BACKGROUND
Mathematical models have become a very important tool for the study of infectious diseases. Mathematical models can reflect the spread of infectious diseases, and can also be used to study the effect of different inhibition methods on the suppression of infectious diseases. The effect of control measures to obtain effective suppression programs can provide theoretical support for the suppression of infectious diseases. Therefore, it is the major objective of this study to build a suitable mathematical model for Brucellosis infection.
OBJECTIVE
To study the optimized pre-control method of Brucellosis model by the dynamic threshold-based microcomputer model, and to provide critical theoretical support for the prevention and control of Brucellosis.
METHODS
By studying the transmission characteristics of Brucella and building a Brucella transmission model, a pre-control method for key populations (Brucella susceptible populations) is designed according to these characteristics, thereby exploring the utilization of protective tools by key groups before and after pre-control.
RESULTS
The improvement in “whether wearing gloves” is the most obvious, which increases from 51.01% before the pre-control to 66.22% after the pre-control, with an increase of 15.21%. The difference is statistically significant (P<0.001).

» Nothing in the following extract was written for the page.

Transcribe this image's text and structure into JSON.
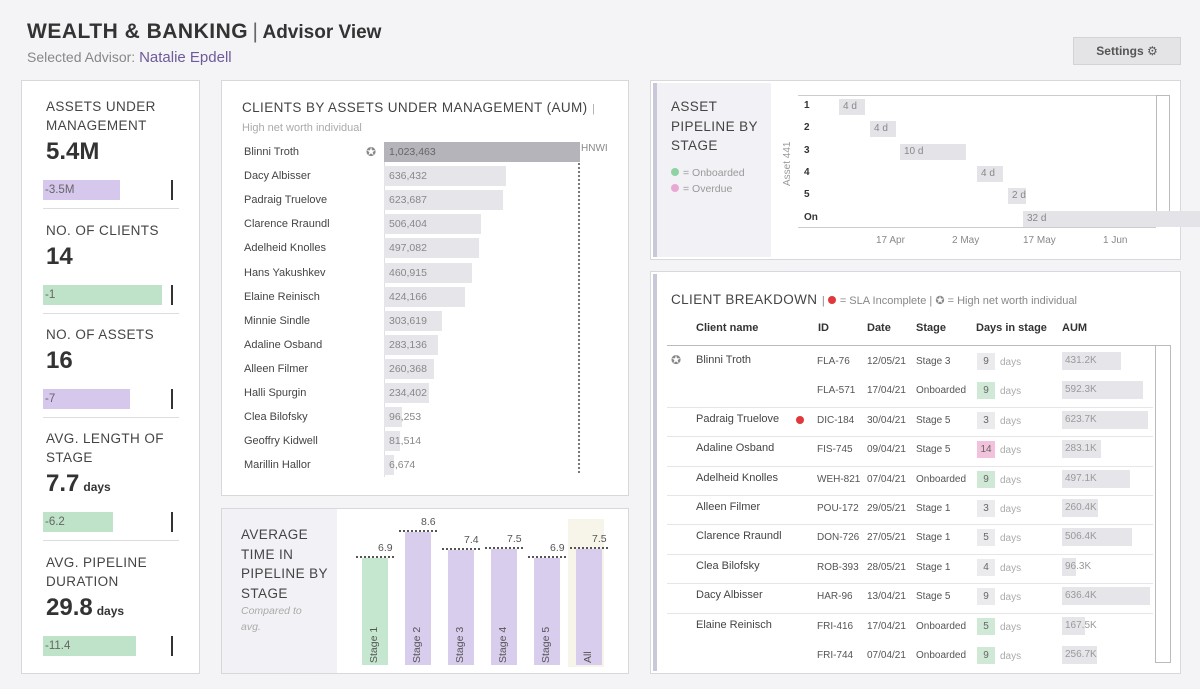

However, for “whether wearing hats”, the conditions of key populations are not improved significantly, which increases from 57.3% before the pre-control to 58.6% after the pre-control, with an increase of 1.3%. The difference is not statistically significant (P>0.05).
CONCLUSIONS
The research results of Brucellosis have provided theoretical support for the suppression of Brucella and the protective measures for key populations.